Other government agencies, such as the Centers for Disease Control and Prevention, study disease threats such as smallpox to discover cures. By contrast, NBACC (pronounced EN-back) attempts to get inside the head of a bioterrorist. It considers the wide array of potential weapons available. It looks for the holes in society's defenses where an attacker might achieve the maximum harm. It explores the risks posed by emerging technologies, such as new DNA synthesizing techniques that allow the creation of genetically altered or man-made viruses. And it tries in some cases to test the weapon or delivery device that terrorists might use.

...But some experts in international law believe that certain experiments envisioned for the lab could violate the treaty's ban on developing, stockpiling, acquiring or retaining microbes "of types and in quantities that have no justification" for peaceful purposes.

"The main problem with the 'defensive intent' test is that it does not reflect what the treaty actually says," said David Fidler, an Indiana University School of Law professor and expert on the bioweapons convention. The treaty, largely a U.S. creation, does not make a distinction between defensive and offensive activities, Fidler said.

More practically, arms experts say, future U.S. governments may find it harder to object if other countries test genetically engineered pathogens and novel delivery systems, invoking the same need for biodefense.

Already, they say, there is evidence abroad of what some are calling a "global biodefense boom." In the past five years, numerous governments, including some in the developing world -- India, China and Cuba among them -- have begun building high-security labs for studying the most lethal bacteria and viruses.

"These labs have become a status symbol, a prestige item," said Alan Pearson, a biologist at the Center for Arms Control and Non-Proliferation. "A big question is: Will these labs have transparency?"


Of course not. How can terra'ists make bioweapons if we don't make them for them?

Genetic fingerprinting studies indicate that the anthrax spores mailed to Capitol Hill are identical to stocks of the deadly bacteria maintained by the U.S. Army since 1980, according to scientists familiar with the most recent tests.

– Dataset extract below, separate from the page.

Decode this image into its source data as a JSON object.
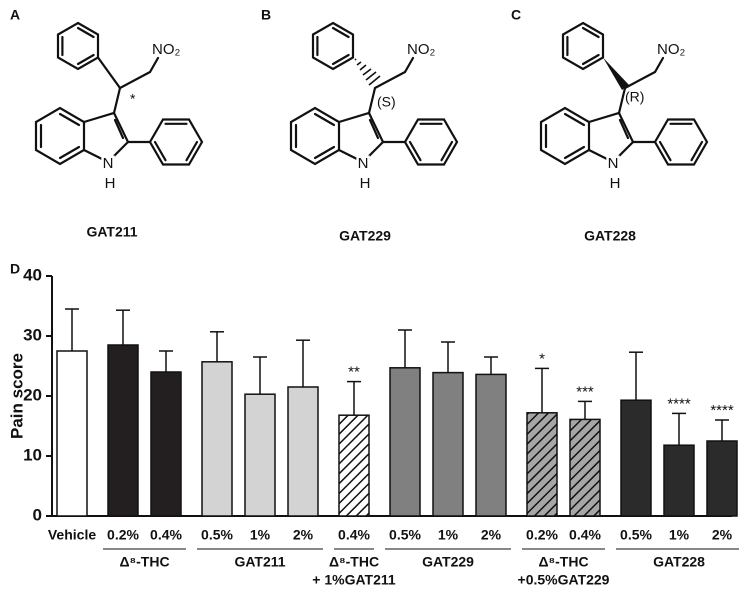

Although many laboratories possess the Ames strain of anthrax involved in this fall's bioterrorist attacks, only five laboratories so far have been found to have spores with perfect genetic matches to those in the Senate letters, the scientists said. And all those labs can trace back their samples to a single U.S. military source: the U.S. Army Medical Research Institute of Infectious Disease (USAMRIID) at Fort Detrick, Md.

"That means the original source [of the terrorist material] had to have been USAMRIID," said one of the scientists.

Those matching samples are at Fort Detrick; the Dugway Proving Ground military research facility in Utah; a British military lab called Porton Down; and microbial depositories at Louisiana State University (LSU) and Northern Arizona University. Northern Arizona University received its sample from LSU, which received its sample from Porton Down. Dugway and Porton Down got their samples directly from USAMRIID...

2 comments:

spocko said...

Bioweapons? Bioweapons! WTF!

So can we please catch the guy who made the anthrax first? Thanks.

Asshats.

kelley b. said...

Again, the anthrax strain was one used by the United States Army, although likely it was someone in the Office of Special Plans that sent it.